A couple of days ago, in the wake of the zigs and zags of the U.S. response to the use of chemical weapons in Syria, I started thinking about writing a post on the points along the spectrum of clarity in leadership.
Anchoring one end of the spectrum is the last U.S. President, George W. Bush. One of the seminal moments in his presidency was when he said at a press conference, ”I’m the decider and I decide what’s best.” It doesn’t get much clearer than that. The problem comes when the decisions don’t turn out very well.
Anchoring the other end of my spectrum is President Obama who, over a year ago, declared that the use of chemical weapons by the Assad government in Syria’s civil war would be a red line that demanded clear action from the United States. For a week after just such an attack, it looked like cruise missiles would be launched. Then, late in the game, the President decided to seek Congressional approval for the use of force. As it became clear that the President would lose such a vote, Vladimir Putin stepped in with the idea of negotiating the removal of Assad’s chemical weapons. All of that within the span of a week or so. Not exactly clear leadership.
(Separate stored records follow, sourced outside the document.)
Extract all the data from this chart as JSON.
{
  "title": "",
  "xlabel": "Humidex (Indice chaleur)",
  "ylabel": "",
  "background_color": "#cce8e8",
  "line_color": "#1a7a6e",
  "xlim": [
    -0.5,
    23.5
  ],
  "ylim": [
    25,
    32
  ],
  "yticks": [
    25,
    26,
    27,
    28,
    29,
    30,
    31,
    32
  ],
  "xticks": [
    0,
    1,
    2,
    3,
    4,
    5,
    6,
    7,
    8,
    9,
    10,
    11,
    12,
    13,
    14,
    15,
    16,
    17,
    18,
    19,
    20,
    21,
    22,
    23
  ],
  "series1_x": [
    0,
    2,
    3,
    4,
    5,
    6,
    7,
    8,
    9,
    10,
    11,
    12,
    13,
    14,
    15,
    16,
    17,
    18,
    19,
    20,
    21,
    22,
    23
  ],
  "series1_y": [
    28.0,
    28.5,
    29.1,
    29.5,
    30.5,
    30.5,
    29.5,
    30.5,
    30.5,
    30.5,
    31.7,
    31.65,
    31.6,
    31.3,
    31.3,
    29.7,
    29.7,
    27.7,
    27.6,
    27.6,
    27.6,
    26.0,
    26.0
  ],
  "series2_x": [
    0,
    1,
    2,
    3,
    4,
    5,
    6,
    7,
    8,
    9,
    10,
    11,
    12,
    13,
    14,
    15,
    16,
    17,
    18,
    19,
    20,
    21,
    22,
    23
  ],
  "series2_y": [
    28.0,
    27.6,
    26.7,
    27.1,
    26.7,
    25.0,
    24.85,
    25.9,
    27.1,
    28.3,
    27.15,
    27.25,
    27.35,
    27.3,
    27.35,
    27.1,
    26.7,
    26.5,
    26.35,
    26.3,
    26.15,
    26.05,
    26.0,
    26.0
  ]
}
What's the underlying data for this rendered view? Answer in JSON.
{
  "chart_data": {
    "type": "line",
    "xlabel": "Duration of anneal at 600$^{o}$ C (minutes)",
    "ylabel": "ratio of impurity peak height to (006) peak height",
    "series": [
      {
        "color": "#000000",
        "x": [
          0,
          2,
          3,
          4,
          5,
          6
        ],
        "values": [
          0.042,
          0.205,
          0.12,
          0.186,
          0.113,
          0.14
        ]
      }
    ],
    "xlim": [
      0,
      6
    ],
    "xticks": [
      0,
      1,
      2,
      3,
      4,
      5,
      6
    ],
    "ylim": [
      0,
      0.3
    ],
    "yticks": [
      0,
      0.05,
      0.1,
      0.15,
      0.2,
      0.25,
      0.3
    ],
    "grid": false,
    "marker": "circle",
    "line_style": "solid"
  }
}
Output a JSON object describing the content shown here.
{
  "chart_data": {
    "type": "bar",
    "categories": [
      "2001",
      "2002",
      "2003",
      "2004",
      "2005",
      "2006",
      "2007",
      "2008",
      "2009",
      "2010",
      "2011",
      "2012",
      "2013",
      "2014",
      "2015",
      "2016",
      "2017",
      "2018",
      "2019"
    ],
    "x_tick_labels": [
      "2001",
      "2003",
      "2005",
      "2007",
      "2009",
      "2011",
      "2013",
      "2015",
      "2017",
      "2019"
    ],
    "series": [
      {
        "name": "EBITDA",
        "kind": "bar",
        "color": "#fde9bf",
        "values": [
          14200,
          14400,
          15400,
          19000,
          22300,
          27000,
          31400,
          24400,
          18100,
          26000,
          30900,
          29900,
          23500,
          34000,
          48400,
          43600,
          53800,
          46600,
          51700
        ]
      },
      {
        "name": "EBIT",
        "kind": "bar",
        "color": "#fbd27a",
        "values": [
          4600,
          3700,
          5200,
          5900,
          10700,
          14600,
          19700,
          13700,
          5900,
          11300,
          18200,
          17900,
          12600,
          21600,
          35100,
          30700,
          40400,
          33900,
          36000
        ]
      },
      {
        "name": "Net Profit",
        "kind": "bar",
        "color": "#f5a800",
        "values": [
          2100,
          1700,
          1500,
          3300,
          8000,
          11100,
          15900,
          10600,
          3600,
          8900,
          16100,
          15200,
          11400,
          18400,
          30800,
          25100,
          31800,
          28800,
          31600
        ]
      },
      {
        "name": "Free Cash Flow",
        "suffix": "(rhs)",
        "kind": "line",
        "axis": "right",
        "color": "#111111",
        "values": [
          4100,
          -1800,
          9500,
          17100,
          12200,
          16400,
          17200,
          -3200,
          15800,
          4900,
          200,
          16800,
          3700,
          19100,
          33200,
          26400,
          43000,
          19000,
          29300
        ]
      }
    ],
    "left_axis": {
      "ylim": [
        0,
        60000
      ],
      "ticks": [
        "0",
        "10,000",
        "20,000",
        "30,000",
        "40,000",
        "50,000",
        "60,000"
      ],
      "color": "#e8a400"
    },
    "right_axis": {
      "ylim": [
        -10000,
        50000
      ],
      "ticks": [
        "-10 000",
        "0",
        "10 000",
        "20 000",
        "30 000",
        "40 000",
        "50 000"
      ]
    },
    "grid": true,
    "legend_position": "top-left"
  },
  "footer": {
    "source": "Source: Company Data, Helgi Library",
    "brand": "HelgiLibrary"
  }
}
So, I had my anchor points but was mulling over how to illustrate the middle of the leadership clarity spectrum. And then the Pope bailed me out.
As was widely reported late this week, Pope Francis recently gave a long interview in which he made clear that he has a strong vision for his church as “the home of all, not a small chapel that can hold only a small group of selected people.” He spoke at length about his belief that the love of God for all people is greater than the legalism of his institution. In the first six months of his papacy, Francis has backed up his words with action by washing the feet of convicted criminals, making personal phone calls to the afflicted, offering to baptize the baby of an unwed mother to be, living in a small apartment rather than the papal palace and carrying his own luggage.
One thing the Pope is clear about is that no one can be clearly certain. In the interview, he said, “If a person says that he met God with total certainty and is not touched by a margin of uncertainty, then this is not good… If one has the answers to all the questions–that is the proof that God is not with him.”
Leadership isn’t about having all the answers or always being sure you’re right. It is, I think, about having some strong principles and backing them up with action. It seems to me that in that sense Pope Francis hits the right points on the spectrum of leadership clarity.
What’s your take? What does it take to hit the sweet spot on the spectrum of leadership clarity? If I look at the example of Francis, three characteristics on my list are humility, conviction and authenticity. What’s on your list?